This is only true the *first* time you start the cluster.  As mentioned
earlier, the correct way to assign shards to cores is to use the collection
API.  Failing that, you can start cores in a determined order, and the
cores will assign themselves a shard/replica when they first start up.
 From that point on, that mapping is defined in clusterstate.json, and will
persist until you change it (delete cluster state or use collection/core
API to move/remove a core.  It is a kludgy approach, that's why generally
it isn't recommended for new starters to use, but by starting the first
cores in a particular order you can get exactly the distribution you want.
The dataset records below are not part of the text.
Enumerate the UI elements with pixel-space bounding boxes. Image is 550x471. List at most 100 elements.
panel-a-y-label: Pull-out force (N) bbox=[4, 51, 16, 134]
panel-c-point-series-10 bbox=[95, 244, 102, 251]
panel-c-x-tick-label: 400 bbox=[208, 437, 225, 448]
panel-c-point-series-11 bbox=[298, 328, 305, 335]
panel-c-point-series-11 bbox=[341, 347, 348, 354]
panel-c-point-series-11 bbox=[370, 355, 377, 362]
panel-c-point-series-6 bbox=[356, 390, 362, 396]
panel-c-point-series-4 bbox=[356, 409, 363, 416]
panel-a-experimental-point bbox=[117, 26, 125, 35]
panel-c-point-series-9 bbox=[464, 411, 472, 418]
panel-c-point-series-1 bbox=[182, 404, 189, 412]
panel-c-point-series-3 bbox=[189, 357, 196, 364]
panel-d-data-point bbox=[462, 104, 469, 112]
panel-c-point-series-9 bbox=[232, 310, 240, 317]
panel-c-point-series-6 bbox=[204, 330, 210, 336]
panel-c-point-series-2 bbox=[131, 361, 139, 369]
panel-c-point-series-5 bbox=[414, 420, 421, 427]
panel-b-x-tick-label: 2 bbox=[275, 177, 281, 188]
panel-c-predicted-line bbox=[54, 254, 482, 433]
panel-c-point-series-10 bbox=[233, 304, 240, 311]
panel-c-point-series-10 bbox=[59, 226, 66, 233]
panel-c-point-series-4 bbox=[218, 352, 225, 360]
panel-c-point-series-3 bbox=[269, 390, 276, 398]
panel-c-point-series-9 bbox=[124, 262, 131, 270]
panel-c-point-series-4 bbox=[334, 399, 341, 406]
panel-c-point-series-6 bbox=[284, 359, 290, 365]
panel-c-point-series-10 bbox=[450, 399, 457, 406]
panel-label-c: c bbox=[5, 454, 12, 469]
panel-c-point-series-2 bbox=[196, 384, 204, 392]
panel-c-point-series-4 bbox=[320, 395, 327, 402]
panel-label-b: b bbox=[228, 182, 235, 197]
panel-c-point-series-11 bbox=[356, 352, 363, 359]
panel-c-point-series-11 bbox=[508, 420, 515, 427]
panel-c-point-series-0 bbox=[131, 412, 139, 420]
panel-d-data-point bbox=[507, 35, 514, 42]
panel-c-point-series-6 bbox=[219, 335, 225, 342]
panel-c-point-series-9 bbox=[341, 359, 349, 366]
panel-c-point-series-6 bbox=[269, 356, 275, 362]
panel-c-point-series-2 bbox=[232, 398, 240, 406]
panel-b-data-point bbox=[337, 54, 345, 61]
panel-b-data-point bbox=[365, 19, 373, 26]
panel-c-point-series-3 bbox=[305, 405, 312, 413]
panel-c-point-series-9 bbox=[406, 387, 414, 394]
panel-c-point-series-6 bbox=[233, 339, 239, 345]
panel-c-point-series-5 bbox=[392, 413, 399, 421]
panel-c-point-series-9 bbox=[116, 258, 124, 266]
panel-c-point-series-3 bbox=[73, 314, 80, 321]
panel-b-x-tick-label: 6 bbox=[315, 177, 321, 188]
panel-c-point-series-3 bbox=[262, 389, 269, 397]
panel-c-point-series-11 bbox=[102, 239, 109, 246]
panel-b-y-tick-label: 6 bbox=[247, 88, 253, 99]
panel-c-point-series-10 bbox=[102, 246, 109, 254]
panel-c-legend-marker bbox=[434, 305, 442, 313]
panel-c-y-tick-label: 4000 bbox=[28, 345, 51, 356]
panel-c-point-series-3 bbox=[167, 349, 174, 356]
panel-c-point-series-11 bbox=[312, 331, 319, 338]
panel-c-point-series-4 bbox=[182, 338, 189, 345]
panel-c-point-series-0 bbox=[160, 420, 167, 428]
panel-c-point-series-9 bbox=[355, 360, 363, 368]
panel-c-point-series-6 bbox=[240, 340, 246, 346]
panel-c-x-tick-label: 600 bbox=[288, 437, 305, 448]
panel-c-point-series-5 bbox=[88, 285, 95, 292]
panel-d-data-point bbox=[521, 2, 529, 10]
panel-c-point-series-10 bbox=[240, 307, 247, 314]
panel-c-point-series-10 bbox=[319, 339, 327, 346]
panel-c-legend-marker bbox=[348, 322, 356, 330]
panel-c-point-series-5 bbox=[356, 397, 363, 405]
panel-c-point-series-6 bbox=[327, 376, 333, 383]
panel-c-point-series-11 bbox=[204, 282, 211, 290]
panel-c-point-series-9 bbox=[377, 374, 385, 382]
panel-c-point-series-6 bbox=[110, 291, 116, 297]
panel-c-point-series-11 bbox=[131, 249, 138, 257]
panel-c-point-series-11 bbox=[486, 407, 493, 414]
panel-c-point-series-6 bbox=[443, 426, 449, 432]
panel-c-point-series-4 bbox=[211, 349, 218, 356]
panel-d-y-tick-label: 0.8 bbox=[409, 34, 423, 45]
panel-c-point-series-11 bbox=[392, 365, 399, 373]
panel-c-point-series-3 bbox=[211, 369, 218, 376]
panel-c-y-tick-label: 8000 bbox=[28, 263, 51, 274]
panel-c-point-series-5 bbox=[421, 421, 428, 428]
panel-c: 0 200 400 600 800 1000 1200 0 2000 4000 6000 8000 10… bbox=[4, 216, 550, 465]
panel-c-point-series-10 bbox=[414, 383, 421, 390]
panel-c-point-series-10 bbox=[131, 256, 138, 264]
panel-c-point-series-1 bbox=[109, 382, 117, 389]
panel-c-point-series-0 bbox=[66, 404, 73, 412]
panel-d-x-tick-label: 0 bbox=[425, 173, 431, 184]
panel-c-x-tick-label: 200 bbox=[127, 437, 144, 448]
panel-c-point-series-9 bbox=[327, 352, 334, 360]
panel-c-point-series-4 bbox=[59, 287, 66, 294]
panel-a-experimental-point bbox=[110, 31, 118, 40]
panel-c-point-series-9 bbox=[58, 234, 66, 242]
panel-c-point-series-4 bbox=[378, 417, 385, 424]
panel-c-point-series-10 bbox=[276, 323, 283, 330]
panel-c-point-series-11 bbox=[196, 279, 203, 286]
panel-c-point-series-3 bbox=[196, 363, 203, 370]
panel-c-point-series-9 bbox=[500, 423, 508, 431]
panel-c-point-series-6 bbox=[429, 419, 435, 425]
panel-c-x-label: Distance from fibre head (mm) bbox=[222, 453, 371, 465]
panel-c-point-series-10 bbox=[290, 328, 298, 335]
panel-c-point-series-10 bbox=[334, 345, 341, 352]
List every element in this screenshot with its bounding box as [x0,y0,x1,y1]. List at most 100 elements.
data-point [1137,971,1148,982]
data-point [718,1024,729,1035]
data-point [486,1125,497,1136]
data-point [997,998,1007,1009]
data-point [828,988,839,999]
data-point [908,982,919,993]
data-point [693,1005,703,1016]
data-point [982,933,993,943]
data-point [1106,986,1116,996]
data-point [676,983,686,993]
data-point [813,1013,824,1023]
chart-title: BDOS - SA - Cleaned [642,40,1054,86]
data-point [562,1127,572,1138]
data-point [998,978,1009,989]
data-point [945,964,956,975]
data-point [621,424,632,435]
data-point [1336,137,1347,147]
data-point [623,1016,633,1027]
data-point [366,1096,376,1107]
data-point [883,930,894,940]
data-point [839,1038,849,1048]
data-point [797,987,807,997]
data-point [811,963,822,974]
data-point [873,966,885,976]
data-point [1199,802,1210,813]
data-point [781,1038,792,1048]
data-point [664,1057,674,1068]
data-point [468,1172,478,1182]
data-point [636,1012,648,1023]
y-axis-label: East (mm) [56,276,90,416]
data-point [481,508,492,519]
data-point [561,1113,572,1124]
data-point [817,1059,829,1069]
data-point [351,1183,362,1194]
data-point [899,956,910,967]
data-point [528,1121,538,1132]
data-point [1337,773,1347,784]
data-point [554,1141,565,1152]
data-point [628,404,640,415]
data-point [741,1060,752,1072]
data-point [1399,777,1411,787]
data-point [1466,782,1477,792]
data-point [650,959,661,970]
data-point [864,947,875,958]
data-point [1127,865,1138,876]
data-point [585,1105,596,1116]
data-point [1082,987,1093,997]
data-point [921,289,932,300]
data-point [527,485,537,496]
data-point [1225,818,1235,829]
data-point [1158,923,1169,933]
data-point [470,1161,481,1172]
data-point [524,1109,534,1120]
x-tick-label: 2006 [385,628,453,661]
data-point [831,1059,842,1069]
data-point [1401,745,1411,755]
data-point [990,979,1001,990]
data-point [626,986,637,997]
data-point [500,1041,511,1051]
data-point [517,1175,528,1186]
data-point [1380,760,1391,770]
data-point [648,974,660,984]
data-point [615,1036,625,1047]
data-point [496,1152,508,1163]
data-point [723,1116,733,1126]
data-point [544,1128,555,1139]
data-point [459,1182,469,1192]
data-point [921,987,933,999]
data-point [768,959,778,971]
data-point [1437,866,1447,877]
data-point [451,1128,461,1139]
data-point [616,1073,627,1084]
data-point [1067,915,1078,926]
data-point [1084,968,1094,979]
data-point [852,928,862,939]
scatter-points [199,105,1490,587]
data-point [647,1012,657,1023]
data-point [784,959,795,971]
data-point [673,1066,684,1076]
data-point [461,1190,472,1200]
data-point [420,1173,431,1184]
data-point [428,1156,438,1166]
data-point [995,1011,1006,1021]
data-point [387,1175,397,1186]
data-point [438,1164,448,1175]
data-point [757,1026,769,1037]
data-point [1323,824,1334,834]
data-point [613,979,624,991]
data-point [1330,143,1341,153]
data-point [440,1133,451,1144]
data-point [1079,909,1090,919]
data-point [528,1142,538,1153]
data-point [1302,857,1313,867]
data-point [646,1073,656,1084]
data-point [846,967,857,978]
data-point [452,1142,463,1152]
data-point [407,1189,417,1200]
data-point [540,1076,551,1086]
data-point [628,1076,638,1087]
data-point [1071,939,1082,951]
The collection API is good generally because it has some logic to
distribute shards across machines, but you can't be very specific with it,
you can't say "I want shard 1 on machine A, and its replicas on machines b,
c & d). So we use the "start order" mechanism for our production systems,
because we want to place shards on specific machines., We have 256 shards,
so we want to know exactly what set of cores & machines is required in
order to have a "full collection" of data.  As long as you are aware of the
limitations of each mechanism, both work.


On 26 February 2014 10:26, Oliver Schrenk <oliver.schr...@gmail.com> wrote:

> > There is a round robin process when assigning nodes at cluster. If you
> want
> > to achieve what you want you should change your Solr start up order.
>
> Well that is just weird. To bring a cluster to a reproducible state, I
> have to bring the whole cluster down, and start it up again in a specific
> order?
>
> What order do you suggest, to have a failover mechanism?